Il governo Monti per ora ha deciso di non decidere. E pensare che un esecutivo di emergenza, com’è stato definito quello attuale sulla base del mandato ricevuto da Giorgio Napolitano, dovrebbe agire in fretta, evitando tutti i passaggi dispersivi previsti dalle ordinarie procedure. Ma la squadra del professore bocconiano, per quanto sia tecnica, deve giocoforza soggiacere ai partiti e ha bisogno del loro consenso anche solo per muovere un dito. Il consenso sulla carta c’è, in quanto il Parlamento ha votato la fiducia al ministero. Però si è trattato di una fiducia solo generica e condizionata. Il bello, si fa per dire, verrà nel momento in cui Mario Monti presenterà alle Camere le riforme giudicate «impressionanti »da Angela Merkel, l’unica persona al mondo a cui egli ha rivelato il suo piano per salvare l’Italia.
Quale sarà la reazione della sinistra?

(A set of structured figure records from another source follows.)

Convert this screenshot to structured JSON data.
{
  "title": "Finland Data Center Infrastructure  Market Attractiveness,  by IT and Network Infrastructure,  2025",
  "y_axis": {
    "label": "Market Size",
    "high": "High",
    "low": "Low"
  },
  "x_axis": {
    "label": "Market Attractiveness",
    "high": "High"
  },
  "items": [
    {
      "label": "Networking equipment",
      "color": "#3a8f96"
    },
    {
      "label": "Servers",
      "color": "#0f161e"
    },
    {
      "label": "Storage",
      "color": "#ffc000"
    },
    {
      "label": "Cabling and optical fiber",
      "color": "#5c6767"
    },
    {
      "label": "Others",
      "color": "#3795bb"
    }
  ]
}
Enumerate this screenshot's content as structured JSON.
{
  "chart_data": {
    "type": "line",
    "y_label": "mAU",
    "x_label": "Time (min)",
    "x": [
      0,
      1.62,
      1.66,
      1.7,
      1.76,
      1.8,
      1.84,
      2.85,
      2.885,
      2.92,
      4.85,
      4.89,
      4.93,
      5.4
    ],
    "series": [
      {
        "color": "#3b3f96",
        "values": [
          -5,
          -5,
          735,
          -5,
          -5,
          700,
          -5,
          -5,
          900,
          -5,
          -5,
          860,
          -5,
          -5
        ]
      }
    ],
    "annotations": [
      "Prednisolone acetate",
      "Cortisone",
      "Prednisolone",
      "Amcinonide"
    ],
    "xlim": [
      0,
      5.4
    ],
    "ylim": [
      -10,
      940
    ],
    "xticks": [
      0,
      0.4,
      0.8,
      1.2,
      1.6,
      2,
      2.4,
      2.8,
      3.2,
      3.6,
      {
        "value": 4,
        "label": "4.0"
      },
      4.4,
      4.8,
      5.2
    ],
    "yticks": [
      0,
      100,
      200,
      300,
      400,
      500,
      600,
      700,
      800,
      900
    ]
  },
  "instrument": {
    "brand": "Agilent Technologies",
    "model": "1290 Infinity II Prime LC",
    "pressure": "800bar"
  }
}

E quale sarà la reazione della destra? Da notare che i due schieramenti hanno idee diverse su tutto; ciò che piace a uno non piace all’altro. Metterli d’accordo non sarà possibile. Qualora fosse possibile, la scelta di viceministri e sottosegretari (una formalità di carattere politico, quindi non facilmente superabile) sarebbe già avvenuta, e invece sta provocando polemiche e scontri degni di miglior causa.
È un segnale che dovrebbe far riflettere i nuovi padroni del vapore, Napolitano in testa, autore della formula tecnica, che forse pensava di aver trovato la quadratura del cerchio e, al contrario, ha generato un «mostro » del tutto simile ai precedenti governi, succubi di una democrazia parlamentare logora, superata, antiquata, cioè un sistema marcio e non più in grado di funzionare. D’altronde, se funzionasse, non ci sarebbe stato bisogno di inventarsi il governo tecnico, che è l’ultima spiaggia.
Qualcuno dice: sarebbe stato più corretto ricorrere a elezioni anticipate. Giusto. Il voto esprime la volontà del popolo sovrano. Al quale però, se non offri un sistema efficiente, non resta che stare al solito gioco, i cui frutti non possono che essere marci come la pianta(l’impianto istituzionale). La totalità dei partiti non ha saputo rinnovarsi. La gente li considera non a torto fonte di corruzione. I politici sono guardati male perché vengono identificati nella maledetta Casta. Difficile che un cittadino abbia stima di senatori e deputati. Ci sarà un motivo.
Il problema in realtà è organizzativo. Le democrazie occidentali sono impostate su schemi obsoleti. Andavano benino mezzo secolo fa, ora sono inadeguate. La nostra poi è arrugginita, inceppata. Inutile illudersi, non gira. Chiunque - Prodi, Berlusconi o Monti - provi ad avviarne i motori è destinato a fallire. I governi di coalizione, dopo alcuni mesi di euforia, finiscono contro il muro. Ovvio, ogni alleato pretende di guidare e la macchina sbanda pericolosamente.
Nonostante ciò, nessuno osa proporre un cambiamento radicale (presidenzialismo, governi macroregionali alla Miglio eccetera). Si va avanti per tentativi il cui esito, nefasto, è scontato. L’esecutivo tecnico farà, quindi, la fine di tutti gli altri esecutivi: una brutta fine, indipendentemente dall’abilità delle persone che lo incarnano.
La strada per
sopravvivere c’è. Una commissione costituente tecnica e non politica. Perché i partiti, questi partiti, non sono all’altezza di riformare se stessi, figuriamoci se riescono a riformare il sistema istituzionale.